By Charles Gardner —
With Israel facing another potential Holocaust, you might have hoped we’d learned our lessons and were making every effort to stand with them this time.
But, instead, an estimated 100,000 protestors took to the streets of London to stand with the perpetrators of the violence as hatred for the Jewish people was allowed to erupt across the one-time capital of the civilized world.
They were calling for an immediate ceasefire in Gaza, comparing the British and Israeli Prime Ministers to Hitler, reportedly scaling a government building and attacking an emergency worker. But few arrests were made.
Meanwhile a peaceful ‘prayer walk’ through Jewish areas of north London was cancelled after organizers came under pressure from police concerned about safety and intimidation. Some 30,000 were expected to join a show of support for Israel organized by Christian Action Against Antisemitism who said they felt “silenced” by the police who had allowed a much bigger pro-Palestinian rally to go ahead in central London on the same day.
Hate speech is now a crime in the UK. Yet what did the police do with 100,000 protestors supporting the genocidal madness of an organization committed to the destruction of the Jewish people? They simply looked on and arrested a few people for issues unrelated to speech. But shouting ‘jihad’ (holy war), for example, is surely a clear incitement to terrorist violence, specifically aimed at Jews.
So hate speech is permissible, as long as it does not come under the headings of Islamophobia, homophobia or transphobia, which leaves open season for baiting Jews and Christians.
This in a country once treasured for the freedom it affords to speak one’s mind on virtually anything under the sun.
As for South Africa, and as a loyal citizen of that country, I am appalled by their response to this crisis. Naledi Pandor, a convert to Islam who is Minister of International Relations and Cooperation, reportedly phoned Hamas to encourage them, even after knowing about the atrocities committed by the initial invaders on October 7th.
President Cyril Ramaphosa, draped in a Palestinian scarf, predictably laid all the blame at Israel’s door, like so much of the world.

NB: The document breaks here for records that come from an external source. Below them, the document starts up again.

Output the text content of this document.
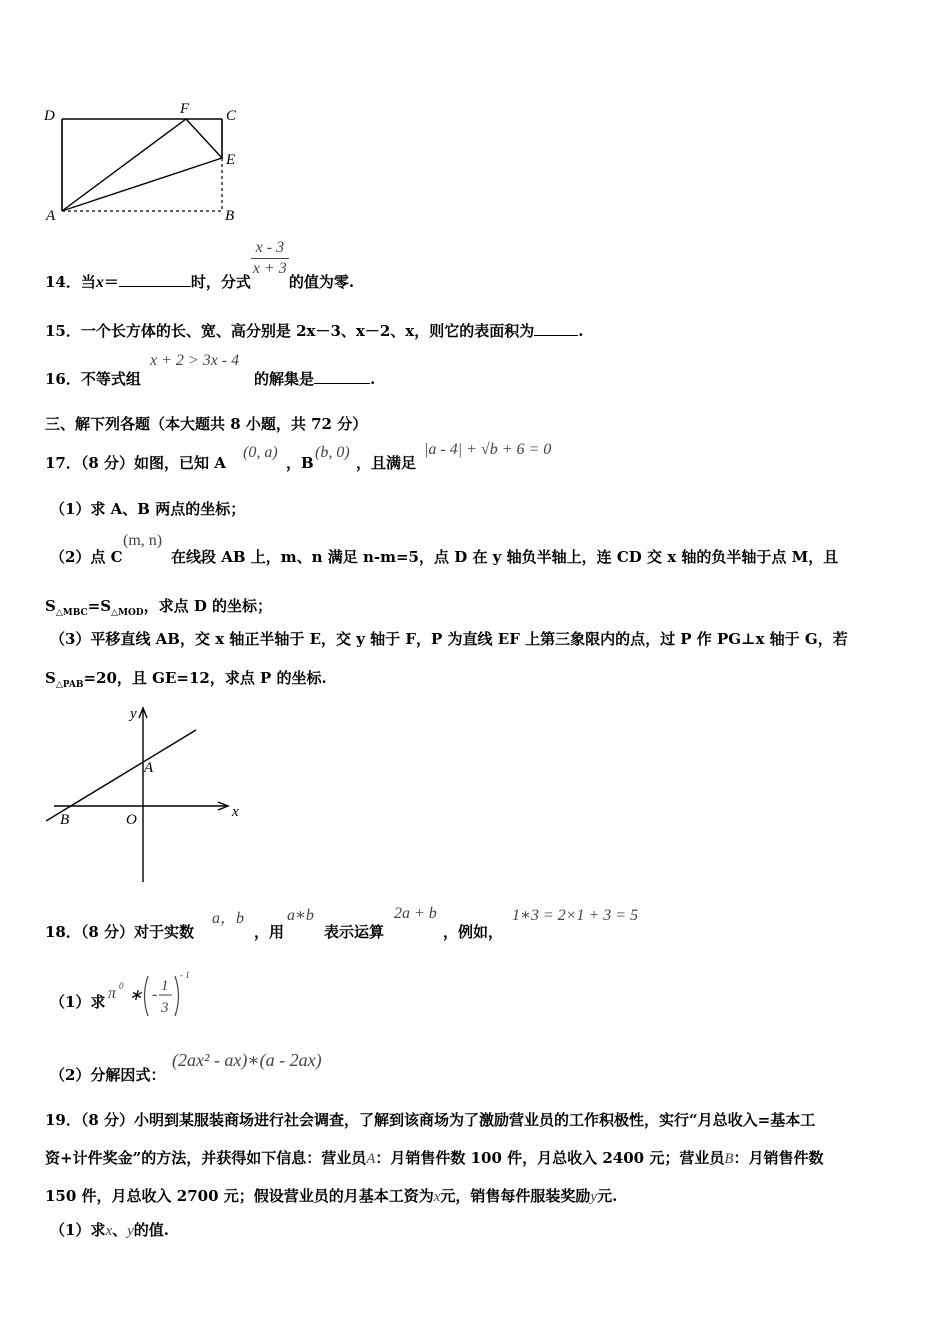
D	F C
E
A	B
14．当x＝	时，分式
$\frac{x - 3}{x + 3}$
的值为零.
15．一个长方体的长、宽、高分别是 2x－3、x－2、x，则它的表面积为	.
16．不等式组
x + 2 > 3x - 4
的解集是	.
三、解下列各题（本大题共 8 小题，共 72 分）
17．（8 分）如图，已知 A
(0, a)
，B
(b, 0)
，且满足
|a - 4| + √b + 6 = 0
（1）求 A、B 两点的坐标；
（2）点 C
(m, n)
在线段 AB 上，m、n 满足 n-m=5，点 D 在 y 轴负半轴上，连 CD 交 x 轴的负半轴于点 M，且
$S_{\triangle MBC}=S_{\triangle MOD}$，求点 D 的坐标；
（3）平移直线 AB，交 x 轴正半轴于 E，交 y 轴于 F，P 为直线 EF 上第三象限内的点，过 P 作 PG⊥x 轴于 G，若
$S_{\triangle PAB}=20$，且 GE=12，求点 P 的坐标.
y
A
x
B	O
18．（8 分）对于实数
a，b
，用
a∗b
表示运算
2a + b
，例如，
1∗3 = 2×1 + 3 = 5
（1）求 π 0
∗ - 1
3
- 1
（2）分解因式：
(2ax² - ax)∗(a - 2ax)
19．（8 分）小明到某服装商场进行社会调查，了解到该商场为了激励营业员的工作积极性，实行“月总收入=基本工
资+计件奖金”的方法，并获得如下信息：营业员A：月销售件数 100 件，月总收入 2400 元；营业员B：月销售件数
150 件，月总收入 2700 元；假设营业员的月基本工资为x元，销售每件服装奖励y元.
（1）求x、y的值.
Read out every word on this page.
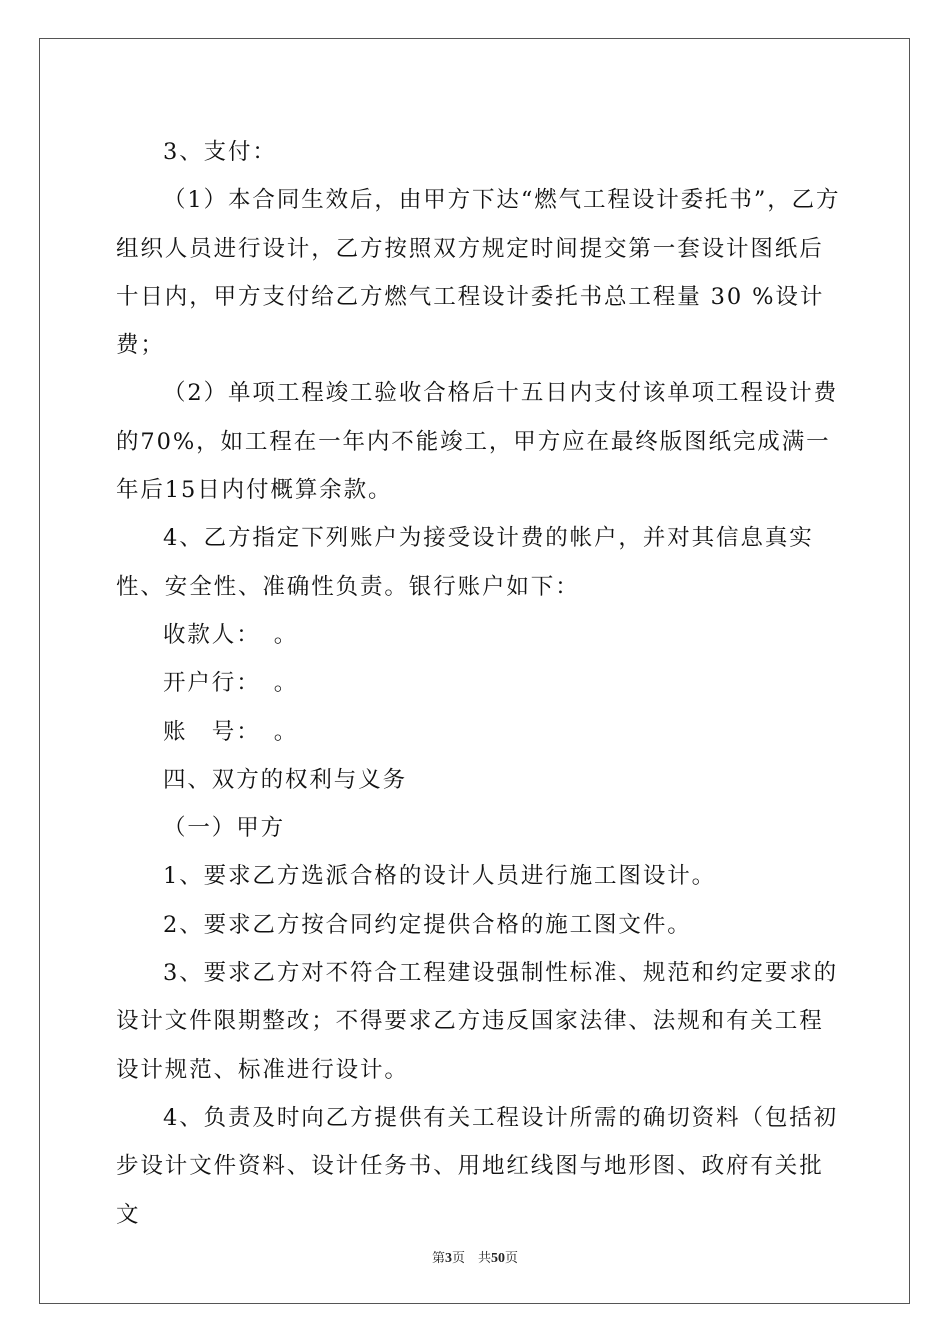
3、支付：

（1）本合同生效后，由甲方下达“燃气工程设计委托书”，乙方组织人员进行设计，乙方按照双方规定时间提交第一套设计图纸后十日内，甲方支付给乙方燃气工程设计委托书总工程量 30 %设计费；

（2）单项工程竣工验收合格后十五日内支付该单项工程设计费的70%，如工程在一年内不能竣工，甲方应在最终版图纸完成满一年后15日内付概算余款。

4、乙方指定下列账户为接受设计费的帐户，并对其信息真实性、安全性、准确性负责。银行账户如下：

收款人：　。

开户行：　。

账　号：　。

四、双方的权利与义务

（一）甲方

1、要求乙方选派合格的设计人员进行施工图设计。

2、要求乙方按合同约定提供合格的施工图文件。

3、要求乙方对不符合工程建设强制性标准、规范和约定要求的设计文件限期整改；不得要求乙方违反国家法律、法规和有关工程设计规范、标准进行设计。

4、负责及时向乙方提供有关工程设计所需的确切资料（包括初步设计文件资料、设计任务书、用地红线图与地形图、政府有关批文

第3页　共50页
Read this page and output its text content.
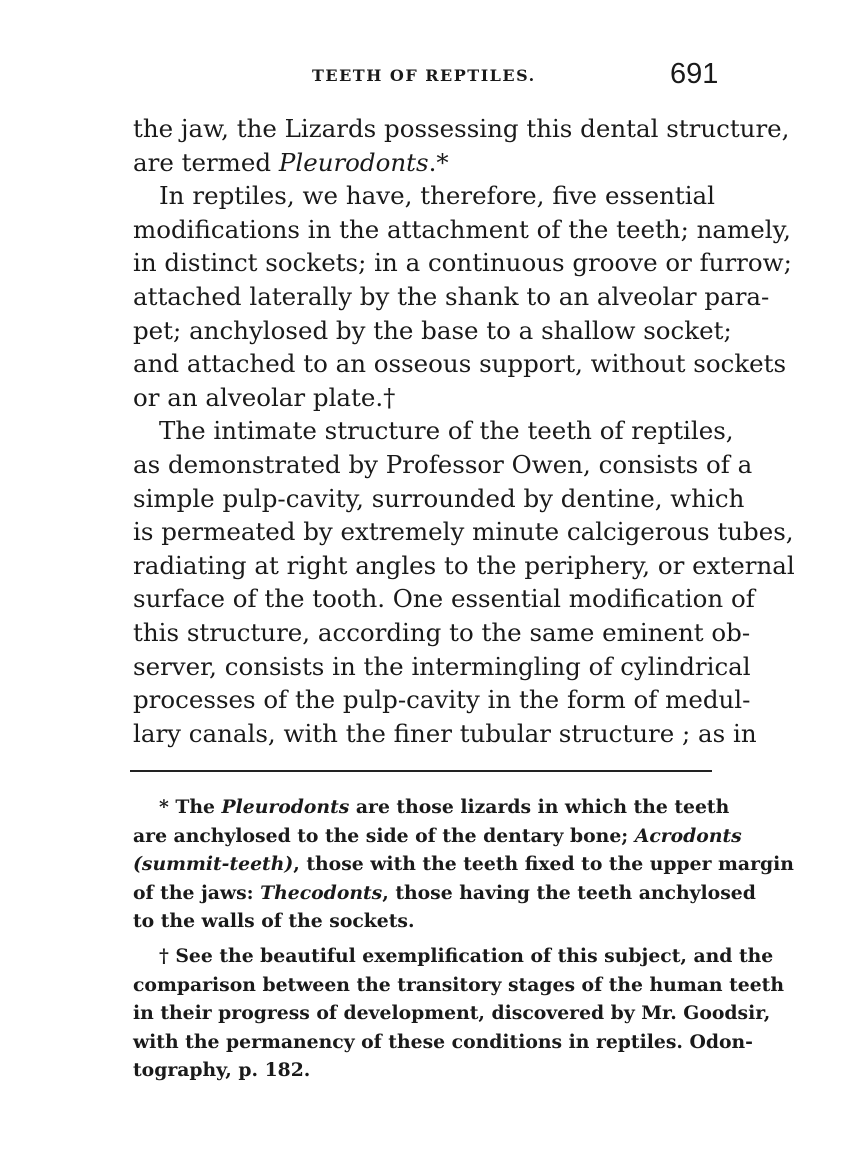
TEETH OF REPTILES.	691
the jaw, the Lizards possessing this dental structure,
are termed Pleurodonts.*
In reptiles, we have, therefore, five essential
modifications in the attachment of the teeth; namely,
in distinct sockets; in a continuous groove or furrow;
attached laterally by the shank to an alveolar para-
pet; anchylosed by the base to a shallow socket;
and attached to an osseous support, without sockets
or an alveolar plate.†
The intimate structure of the teeth of reptiles,
as demonstrated by Professor Owen, consists of a
simple pulp-cavity, surrounded by dentine, which
is permeated by extremely minute calcigerous tubes,
radiating at right angles to the periphery, or external
surface of the tooth. One essential modification of
this structure, according to the same eminent ob-
server, consists in the intermingling of cylindrical
processes of the pulp-cavity in the form of medul-
lary canals, with the finer tubular structure ; as in
* The Pleurodonts are those lizards in which the teeth
are anchylosed to the side of the dentary bone; Acrodonts
(summit-teeth), those with the teeth fixed to the upper margin
of the jaws: Thecodonts, those having the teeth anchylosed
to the walls of the sockets.
† See the beautiful exemplification of this subject, and the
comparison between the transitory stages of the human teeth
in their progress of development, discovered by Mr. Goodsir,
with the permanency of these conditions in reptiles. Odon-
tography, p. 182.
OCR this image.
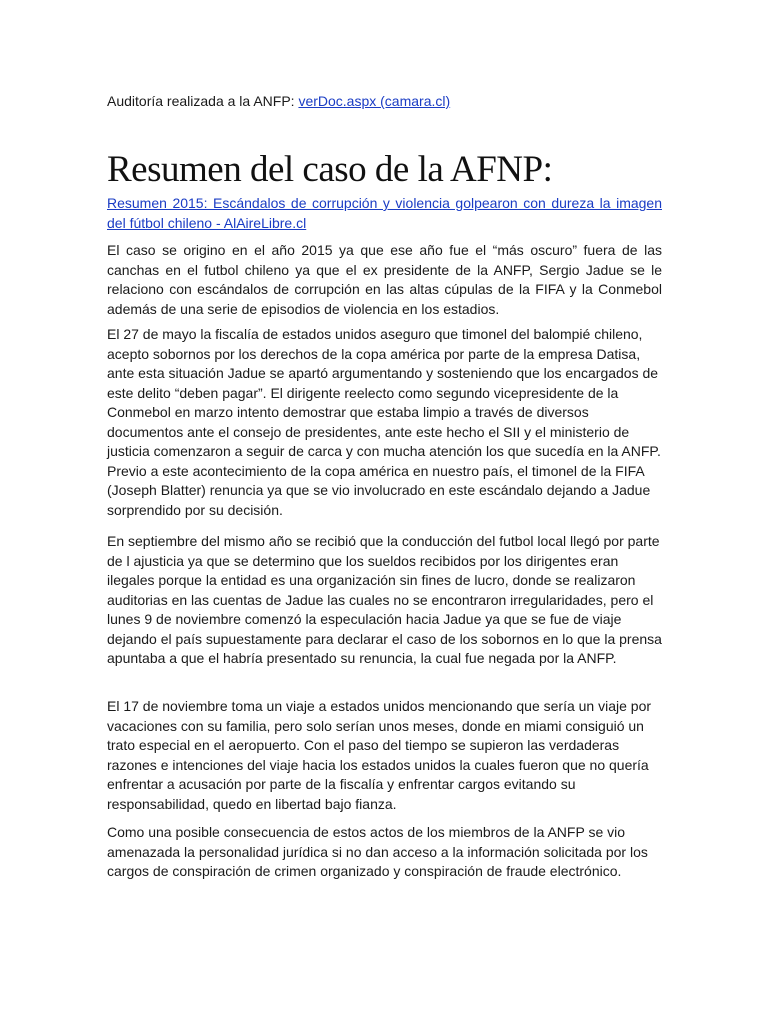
Auditoría realizada a la ANFP: verDoc.aspx (camara.cl)
Resumen del caso de la AFNP:
Resumen 2015: Escándalos de corrupción y violencia golpearon con dureza la imagen del fútbol chileno - AlAireLibre.cl

El caso se origino en el año 2015 ya que ese año fue el “más oscuro” fuera de las canchas en el futbol chileno ya que el ex presidente de la ANFP, Sergio Jadue se le relaciono con escándalos de corrupción en las altas cúpulas de la FIFA y la Conmebol además de una serie de episodios de violencia en los estadios.

El 27 de mayo la fiscalía de estados unidos aseguro que timonel del balompié chileno, acepto sobornos por los derechos de la copa américa por parte de la empresa Datisa, ante esta situación Jadue se apartó argumentando y sosteniendo que los encargados de este delito “deben pagar”. El dirigente reelecto como segundo vicepresidente de la Conmebol en marzo intento demostrar que estaba limpio a través de diversos documentos ante el consejo de presidentes, ante este hecho el SII y el ministerio de justicia comenzaron a seguir de carca y con mucha atención los que sucedía en la ANFP. Previo a este acontecimiento de la copa américa en nuestro país, el timonel de la FIFA (Joseph Blatter) renuncia ya que se vio involucrado en este escándalo dejando a Jadue sorprendido por su decisión.

En septiembre del mismo año se recibió que la conducción del futbol local llegó por parte de l ajusticia ya que se determino que los sueldos recibidos por los dirigentes eran ilegales porque la entidad es una organización sin fines de lucro, donde se realizaron auditorias en las cuentas de Jadue las cuales no se encontraron irregularidades, pero el lunes 9 de noviembre comenzó la especulación hacia Jadue ya que se fue de viaje dejando el país supuestamente para declarar el caso de los sobornos en lo que la prensa apuntaba a que el habría presentado su renuncia, la cual fue negada por la ANFP.

El 17 de noviembre toma un viaje a estados unidos mencionando que sería un viaje por vacaciones con su familia, pero solo serían unos meses, donde en miami consiguió un trato especial en el aeropuerto. Con el paso del tiempo se supieron las verdaderas razones e intenciones del viaje hacia los estados unidos la cuales fueron que no quería enfrentar a acusación por parte de la fiscalía y enfrentar cargos evitando su responsabilidad, quedo en libertad bajo fianza.

Como una posible consecuencia de estos actos de los miembros de la ANFP se vio amenazada la personalidad jurídica si no dan acceso a la información solicitada por los cargos de conspiración de crimen organizado y conspiración de fraude electrónico.
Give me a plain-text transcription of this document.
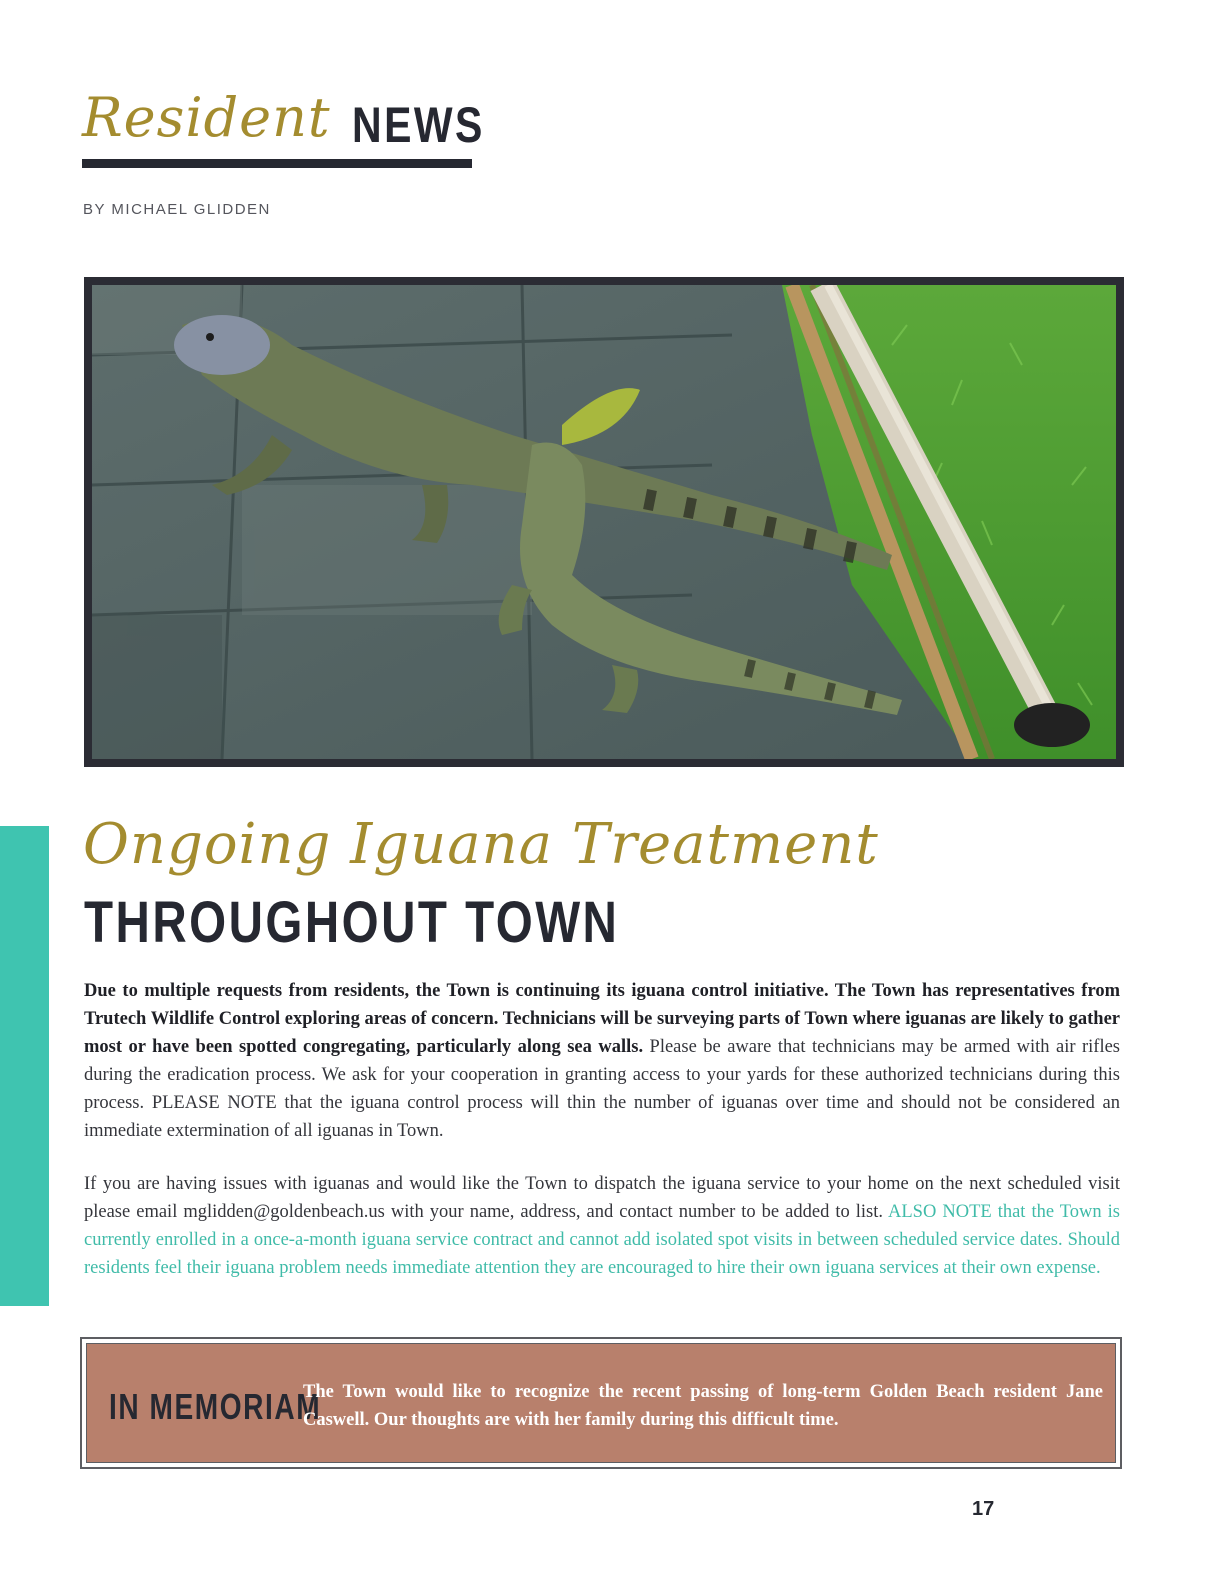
Resident NEWS
BY MICHAEL GLIDDEN
Ongoing Iguana Treatment
THROUGHOUT TOWN
Due to multiple requests from residents, the Town is continuing its iguana control initiative. The Town has representatives from Trutech Wildlife Control exploring areas of concern. Technicians will be surveying parts of Town where iguanas are likely to gather most or have been spotted congregating, particularly along sea walls. Please be aware that technicians may be armed with air rifles during the eradication process. We ask for your cooperation in granting access to your yards for these authorized technicians during this process. PLEASE NOTE that the iguana control process will thin the number of iguanas over time and should not be considered an immediate extermination of all iguanas in Town.
If you are having issues with iguanas and would like the Town to dispatch the iguana service to your home on the next scheduled visit please email mglidden@goldenbeach.us with your name, address, and contact number to be added to list. ALSO NOTE that the Town is currently enrolled in a once-a-month iguana service contract and cannot add isolated spot visits in between scheduled service dates. Should residents feel their iguana problem needs immediate attention they are encouraged to hire their own iguana services at their own expense.
IN MEMORIAM
The Town would like to recognize the recent passing of long-term Golden Beach resident Jane Caswell. Our thoughts are with her family during this difficult time.
17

Even worse, just days before the attack Anglican bishops, along with the South African Council of Churches, issued communiques labelling Israel an apartheid state, demonizing Christian Zionists and Zionist Jews and blatantly lying about the rights of Israeli Arabs.
After the attacks, there was no word of condemnation against Hamas.
So once more the Jewish community feels betrayed by the Church. All of which makes reaching them with the gospel that much harder, because they are being presented with a complete distortion of the true Jesus.
A colleague in Cape Town fears for the safety of the Jewish community in South Africa.
Bearing in mind that it was Jewish politicians and entrepreneurs who made a huge contribution to the dismantling of apartheid (the real kind practised in South Africa from 1948-1990), this antisemitic stance is a shocking betrayal of God’s chosen people, who have given the world the precious Scriptures, providing the foundation stones for Western civilization, along with our matchless Savior, Jesus Christ, who has been good news to the poor ever since.
It really is time the Church, both in South Africa and here in the UK, woke up to their responsibilities. We betrayed the Jews by remaining silent during the Holocaust. Now, amidst a similar pogrom, we must stand with them, firmly and fearlessly.
For if you truly love Jesus, you will love the Jews!